MAN WHO KNEW TOO LITTLE, THE

PG
Reviews

Bill Murray fans may proceed without caution to the new spy-spoof presenting Their Boy as The Man Who Knew Too Little, but all others had best beware.

It is awfully late in the day to tie a satiric can to the James Bond line of work-indeed, Bond is a little hard-pressed to keep the ball in the air himself-so the Cold War turf Murray is forced to explore here is downright Arctic and arcane. But he blunders through nevertheless, without much assistance from director Jon Amiel, whose U.S. career (Sommersby, Copycat) is not nearly as notable as his one in British TV (The Singing Detective).

Robert Farrer has adapted his novel Watch That Man, with Howard Franklin, into a one-joke romp that strains when stretched to 92 minutes.

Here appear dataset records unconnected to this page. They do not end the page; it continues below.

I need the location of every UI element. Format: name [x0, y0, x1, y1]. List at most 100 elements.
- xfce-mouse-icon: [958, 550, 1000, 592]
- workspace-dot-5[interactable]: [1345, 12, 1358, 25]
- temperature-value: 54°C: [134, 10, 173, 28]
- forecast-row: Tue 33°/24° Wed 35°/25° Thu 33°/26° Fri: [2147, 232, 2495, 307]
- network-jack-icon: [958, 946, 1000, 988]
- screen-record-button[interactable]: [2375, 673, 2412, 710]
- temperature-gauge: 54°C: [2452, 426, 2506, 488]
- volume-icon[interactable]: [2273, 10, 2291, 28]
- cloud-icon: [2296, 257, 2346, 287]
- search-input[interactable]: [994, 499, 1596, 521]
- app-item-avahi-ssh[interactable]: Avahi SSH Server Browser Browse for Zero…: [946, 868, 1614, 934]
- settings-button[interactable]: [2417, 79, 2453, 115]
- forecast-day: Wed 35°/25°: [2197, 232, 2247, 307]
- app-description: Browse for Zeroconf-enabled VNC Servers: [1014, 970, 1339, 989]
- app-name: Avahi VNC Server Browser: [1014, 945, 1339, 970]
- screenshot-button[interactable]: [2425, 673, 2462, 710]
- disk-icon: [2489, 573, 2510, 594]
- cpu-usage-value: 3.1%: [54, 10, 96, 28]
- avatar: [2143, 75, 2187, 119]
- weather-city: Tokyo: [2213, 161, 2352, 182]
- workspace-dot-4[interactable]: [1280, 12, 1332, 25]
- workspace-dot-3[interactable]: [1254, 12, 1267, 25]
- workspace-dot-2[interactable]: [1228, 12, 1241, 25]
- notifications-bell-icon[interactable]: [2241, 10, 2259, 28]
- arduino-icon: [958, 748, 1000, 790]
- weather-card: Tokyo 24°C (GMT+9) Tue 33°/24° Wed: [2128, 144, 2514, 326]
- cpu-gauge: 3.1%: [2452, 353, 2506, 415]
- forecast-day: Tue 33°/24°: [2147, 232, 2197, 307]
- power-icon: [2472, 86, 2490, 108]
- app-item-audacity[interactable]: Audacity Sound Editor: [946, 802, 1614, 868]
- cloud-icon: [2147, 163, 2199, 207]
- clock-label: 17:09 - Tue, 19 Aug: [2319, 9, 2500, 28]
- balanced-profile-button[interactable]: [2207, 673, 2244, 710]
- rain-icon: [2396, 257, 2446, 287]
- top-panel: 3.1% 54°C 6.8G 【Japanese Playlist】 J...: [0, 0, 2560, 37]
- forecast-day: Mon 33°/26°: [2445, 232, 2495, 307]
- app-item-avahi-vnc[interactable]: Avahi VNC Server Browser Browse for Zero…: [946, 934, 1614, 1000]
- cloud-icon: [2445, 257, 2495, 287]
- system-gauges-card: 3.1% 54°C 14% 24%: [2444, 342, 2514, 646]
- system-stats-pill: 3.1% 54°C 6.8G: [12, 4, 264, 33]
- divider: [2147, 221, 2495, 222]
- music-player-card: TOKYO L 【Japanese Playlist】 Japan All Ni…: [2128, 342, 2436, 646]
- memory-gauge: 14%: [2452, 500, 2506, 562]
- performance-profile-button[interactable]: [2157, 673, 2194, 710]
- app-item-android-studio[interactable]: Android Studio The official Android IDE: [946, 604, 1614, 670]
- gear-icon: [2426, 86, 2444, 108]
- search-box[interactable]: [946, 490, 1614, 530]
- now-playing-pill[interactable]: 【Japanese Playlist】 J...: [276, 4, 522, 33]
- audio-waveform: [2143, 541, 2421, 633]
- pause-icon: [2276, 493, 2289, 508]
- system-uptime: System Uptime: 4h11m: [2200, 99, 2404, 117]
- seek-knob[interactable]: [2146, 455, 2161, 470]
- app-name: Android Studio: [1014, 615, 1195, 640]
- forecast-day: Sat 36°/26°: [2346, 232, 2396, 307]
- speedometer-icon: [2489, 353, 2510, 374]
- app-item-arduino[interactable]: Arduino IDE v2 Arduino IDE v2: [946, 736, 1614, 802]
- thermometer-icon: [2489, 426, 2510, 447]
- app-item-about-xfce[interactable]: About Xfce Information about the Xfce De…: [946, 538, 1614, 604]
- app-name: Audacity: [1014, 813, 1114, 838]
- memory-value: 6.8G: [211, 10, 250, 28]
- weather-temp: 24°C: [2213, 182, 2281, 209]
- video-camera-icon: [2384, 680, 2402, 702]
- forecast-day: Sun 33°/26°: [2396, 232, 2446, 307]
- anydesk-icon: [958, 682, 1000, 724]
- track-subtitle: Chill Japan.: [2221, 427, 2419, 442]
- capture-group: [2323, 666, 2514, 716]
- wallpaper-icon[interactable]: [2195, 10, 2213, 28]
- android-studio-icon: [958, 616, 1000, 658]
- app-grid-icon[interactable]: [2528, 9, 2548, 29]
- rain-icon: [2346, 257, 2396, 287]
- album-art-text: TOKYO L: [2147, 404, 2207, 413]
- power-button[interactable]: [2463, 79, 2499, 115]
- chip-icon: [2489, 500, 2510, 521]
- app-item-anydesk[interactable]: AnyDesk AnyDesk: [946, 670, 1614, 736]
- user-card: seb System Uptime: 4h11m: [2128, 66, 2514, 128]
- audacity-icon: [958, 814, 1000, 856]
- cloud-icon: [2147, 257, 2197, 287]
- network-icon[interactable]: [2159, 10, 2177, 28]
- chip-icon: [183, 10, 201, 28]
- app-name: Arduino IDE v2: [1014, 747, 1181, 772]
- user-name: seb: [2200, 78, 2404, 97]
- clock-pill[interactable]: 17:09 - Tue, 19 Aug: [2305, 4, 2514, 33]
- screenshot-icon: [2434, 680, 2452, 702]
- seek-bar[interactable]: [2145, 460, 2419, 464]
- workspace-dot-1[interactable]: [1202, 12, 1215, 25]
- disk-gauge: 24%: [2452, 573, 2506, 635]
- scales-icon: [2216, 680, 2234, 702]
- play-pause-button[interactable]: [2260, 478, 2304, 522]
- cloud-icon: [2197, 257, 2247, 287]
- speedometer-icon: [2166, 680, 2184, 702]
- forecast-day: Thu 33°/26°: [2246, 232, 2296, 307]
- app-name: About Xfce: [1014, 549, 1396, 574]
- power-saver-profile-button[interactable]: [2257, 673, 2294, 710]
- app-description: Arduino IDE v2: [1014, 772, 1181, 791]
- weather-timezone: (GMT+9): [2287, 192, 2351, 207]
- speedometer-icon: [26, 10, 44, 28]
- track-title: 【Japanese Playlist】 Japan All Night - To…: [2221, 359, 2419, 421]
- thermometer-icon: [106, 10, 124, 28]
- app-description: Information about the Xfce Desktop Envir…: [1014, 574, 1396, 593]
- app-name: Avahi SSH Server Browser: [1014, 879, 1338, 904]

The given requires the intrinsically bright Murray to dummy it up a bit as an Iowan who takes a break from Blockbuster video store clerking and shows up, on his birthday, on the London doorstep of his brother, Peter Gallagher. Alas, the banker brother and his wife are hosting an important business dinner, so they quickly ship Murray off to an interactive 'Theatre of Life,' in which professional actors steer him through some extravagantly staged scrapes.

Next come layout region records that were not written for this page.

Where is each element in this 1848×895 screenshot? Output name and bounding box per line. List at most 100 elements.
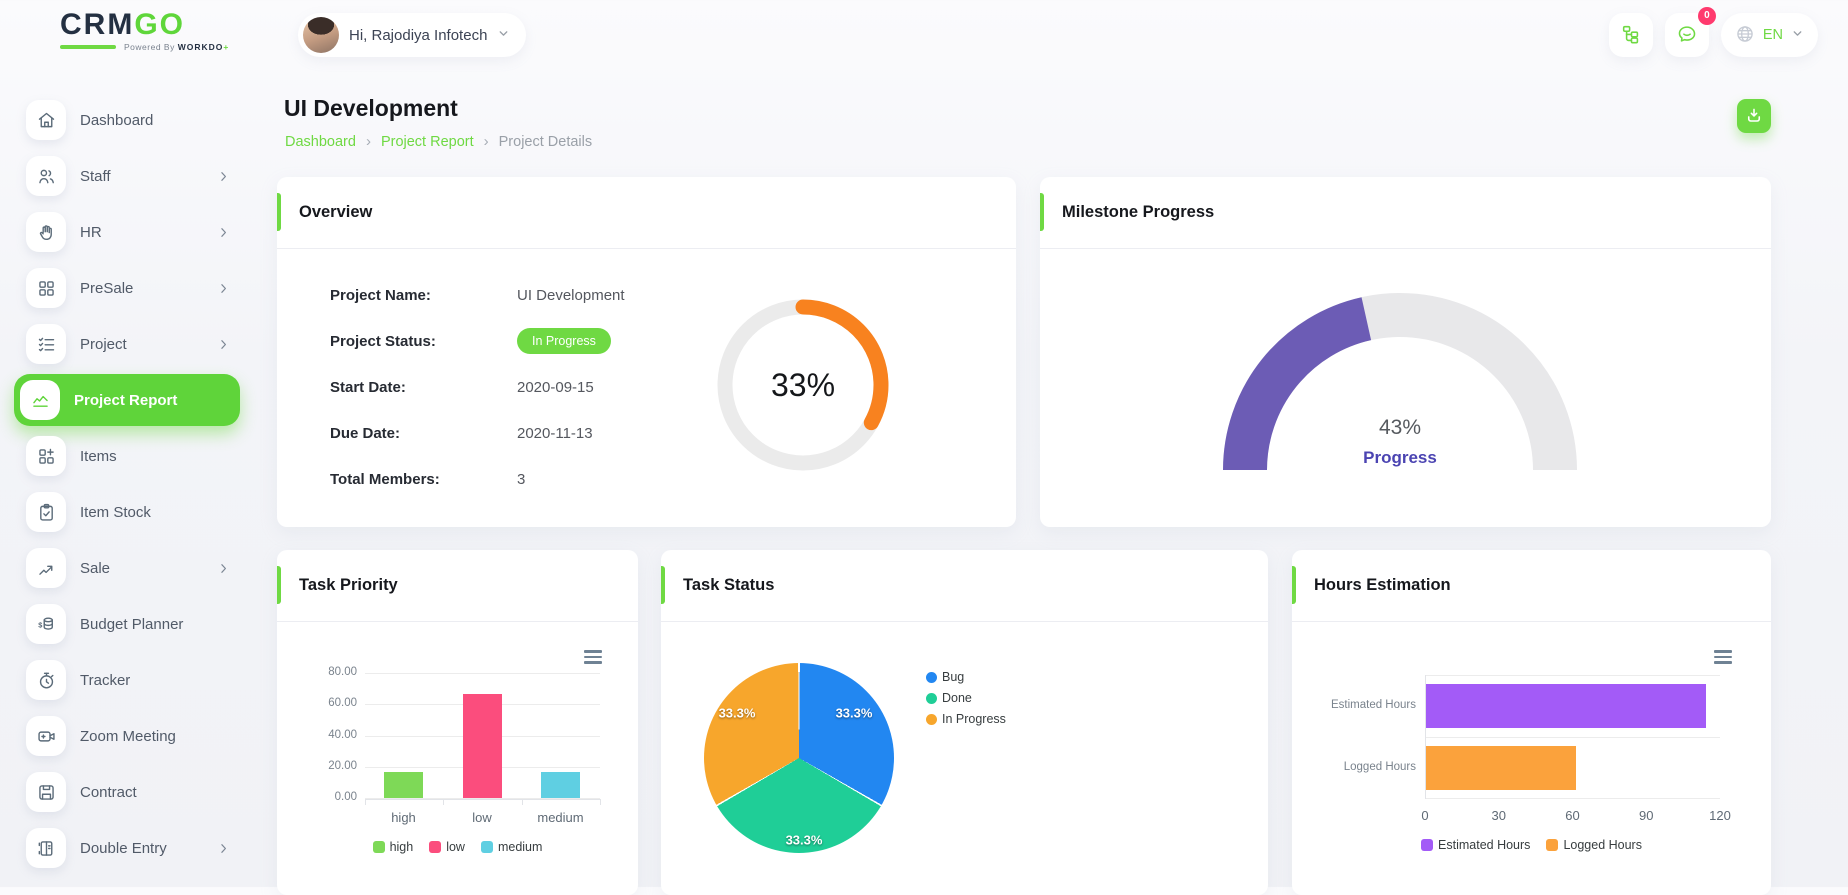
gauge-value: 43% bbox=[1220, 416, 1580, 440]
sidebar-item-item-stock[interactable]: Item Stock bbox=[14, 492, 240, 532]
tagline-plus: + bbox=[223, 42, 228, 52]
legend-chip bbox=[481, 841, 493, 853]
x-axis-tickmark bbox=[600, 799, 601, 805]
sidebar-item-presale[interactable]: PreSale bbox=[14, 268, 240, 308]
sidebar-item-project[interactable]: Project bbox=[14, 324, 240, 364]
field-label: Total Members: bbox=[330, 471, 517, 488]
breadcrumb-item-project-report[interactable]: Project Report bbox=[381, 134, 474, 150]
overview-field-project-status: Project Status:In Progress bbox=[330, 326, 611, 356]
legend-chip bbox=[373, 841, 385, 853]
x-axis-tick: 120 bbox=[1700, 808, 1740, 823]
card-accent-bar bbox=[661, 566, 665, 604]
legend-chip bbox=[926, 693, 937, 704]
messages-button[interactable]: 0 bbox=[1665, 13, 1709, 57]
language-code: EN bbox=[1763, 27, 1783, 43]
x-axis-tick: 60 bbox=[1553, 808, 1593, 823]
user-greeting: Hi, Rajodiya Infotech bbox=[349, 27, 487, 44]
sidebar-item-label: Budget Planner bbox=[80, 616, 183, 633]
grid-icon bbox=[26, 268, 66, 308]
field-label: Project Name: bbox=[330, 287, 517, 304]
legend-item-high[interactable]: high bbox=[373, 840, 414, 854]
legend-item-done[interactable]: Done bbox=[926, 691, 1006, 705]
sidebar-item-zoom-meeting[interactable]: Zoom Meeting bbox=[14, 716, 240, 756]
sidebar-item-items[interactable]: Items bbox=[14, 436, 240, 476]
overview-field-start-date: Start Date:2020-09-15 bbox=[330, 372, 594, 402]
hand-icon bbox=[26, 212, 66, 252]
brand-crm: CRM bbox=[60, 8, 134, 41]
legend-chip bbox=[1546, 839, 1558, 851]
chart-menu-icon[interactable] bbox=[1714, 650, 1732, 664]
overview-field-due-date: Due Date:2020-11-13 bbox=[330, 418, 593, 448]
x-axis-tickmark bbox=[365, 799, 366, 805]
stopwatch-icon bbox=[26, 660, 66, 700]
user-avatar bbox=[303, 17, 339, 53]
x-axis-tick: 0 bbox=[1405, 808, 1445, 823]
breadcrumb-separator: › bbox=[484, 133, 489, 150]
pie-graphic: 33.3%33.3%33.3% bbox=[704, 663, 894, 853]
language-selector[interactable]: EN bbox=[1721, 13, 1818, 57]
hours-estimation-card: Hours Estimation Estimated HoursLogged H… bbox=[1292, 550, 1771, 895]
sidebar-item-staff[interactable]: Staff bbox=[14, 156, 240, 196]
breadcrumb: Dashboard›Project Report›Project Details bbox=[285, 133, 592, 150]
x-axis-label: low bbox=[447, 810, 517, 825]
y-axis-tick: 40.00 bbox=[285, 729, 357, 741]
chart-menu-icon[interactable] bbox=[584, 650, 602, 664]
legend-item-estimated-hours[interactable]: Estimated Hours bbox=[1421, 838, 1530, 852]
sidebar-item-sale[interactable]: Sale bbox=[14, 548, 240, 588]
sitemap-button[interactable] bbox=[1609, 13, 1653, 57]
bar-estimated-hours bbox=[1426, 684, 1706, 728]
sidebar-item-hr[interactable]: HR bbox=[14, 212, 240, 252]
chat-icon bbox=[1676, 23, 1698, 48]
sidebar-item-label: Zoom Meeting bbox=[80, 728, 176, 745]
card-accent-bar bbox=[277, 566, 281, 604]
x-axis-line bbox=[365, 799, 600, 800]
sidebar-item-double-entry[interactable]: Double Entry bbox=[14, 828, 240, 868]
pie-slice-label-done: 33.3% bbox=[786, 833, 823, 848]
user-menu[interactable]: Hi, Rajodiya Infotech bbox=[298, 13, 526, 57]
overview-field-total-members: Total Members:3 bbox=[330, 464, 525, 494]
sidebar-item-budget-planner[interactable]: $ Budget Planner bbox=[14, 604, 240, 644]
brand-tagline: Powered By WORKDO+ bbox=[60, 42, 229, 52]
ledger-icon bbox=[26, 828, 66, 868]
legend-item-in-progress[interactable]: In Progress bbox=[926, 712, 1006, 726]
workdo-text: WORKDO bbox=[178, 42, 224, 52]
download-button[interactable] bbox=[1737, 99, 1771, 133]
task-status-card: Task Status 33.3%33.3%33.3%BugDoneIn Pro… bbox=[661, 550, 1268, 895]
row-gridline bbox=[1425, 737, 1720, 738]
breadcrumb-item-project-details: Project Details bbox=[499, 134, 592, 150]
category-label: Estimated Hours bbox=[1306, 699, 1416, 711]
sidebar-item-project-report[interactable]: Project Report bbox=[14, 374, 240, 426]
powered-by-text: Powered By bbox=[124, 42, 175, 52]
legend-item-logged-hours[interactable]: Logged Hours bbox=[1546, 838, 1642, 852]
svg-text:$: $ bbox=[38, 620, 42, 629]
chevron-right-icon bbox=[217, 226, 230, 239]
legend-item-medium[interactable]: medium bbox=[481, 840, 542, 854]
download-icon bbox=[1745, 106, 1763, 127]
sidebar-item-dashboard[interactable]: Dashboard bbox=[14, 100, 240, 140]
field-label: Start Date: bbox=[330, 379, 517, 396]
field-value: 2020-09-15 bbox=[517, 379, 594, 396]
bar-high bbox=[384, 772, 423, 798]
home-icon bbox=[26, 100, 66, 140]
sidebar-item-tracker[interactable]: Tracker bbox=[14, 660, 240, 700]
field-value: UI Development bbox=[517, 287, 625, 304]
chart-legend: Estimated Hours Logged Hours bbox=[1292, 838, 1771, 852]
chevron-right-icon bbox=[217, 842, 230, 855]
bar-medium bbox=[541, 772, 580, 798]
y-axis-tick: 20.00 bbox=[285, 760, 357, 772]
status-badge: In Progress bbox=[517, 328, 611, 354]
card-accent-bar bbox=[1292, 566, 1296, 604]
sidebar-item-label: HR bbox=[80, 224, 102, 241]
sidebar-item-contract[interactable]: Contract bbox=[14, 772, 240, 812]
field-value: 2020-11-13 bbox=[517, 425, 593, 442]
sidebar-item-label: Sale bbox=[80, 560, 110, 577]
users-icon bbox=[26, 156, 66, 196]
legend-item-low[interactable]: low bbox=[429, 840, 465, 854]
card-title: Overview bbox=[299, 203, 372, 222]
x-axis-label: medium bbox=[526, 810, 596, 825]
card-title: Task Priority bbox=[299, 576, 398, 595]
row-gridline bbox=[1425, 798, 1720, 799]
breadcrumb-item-dashboard[interactable]: Dashboard bbox=[285, 134, 356, 150]
legend-item-bug[interactable]: Bug bbox=[926, 670, 1006, 684]
floppy-icon bbox=[26, 772, 66, 812]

Unfortunately, wires get crossed right at the outset, and things go mildly awry as authentic subversives get into the act. The body count subsequently accelerates, adding to the danger but not discernibly to the forced merriment.

From the get-go, it's Murray's show-and he swaggers through the situation with amusingly artificial bravado. Wasted in support is a sterling group of Brits who have been shanghaied from the London stage and put to ignoble service: Alfred Molina as a Russian hit-man, Richard Wilson and John Standing as crooked English diplomats, and Geraldine James as a sadistic torture diva. Gallagher suffices as the brother who is pulled into these shenanigans, and Joanne Whalley adds some sexiness to the proceedings as a call-girl cohort.

Ultimately, 'The Man Who Knew Too Little' will be the undiscerning movie patron.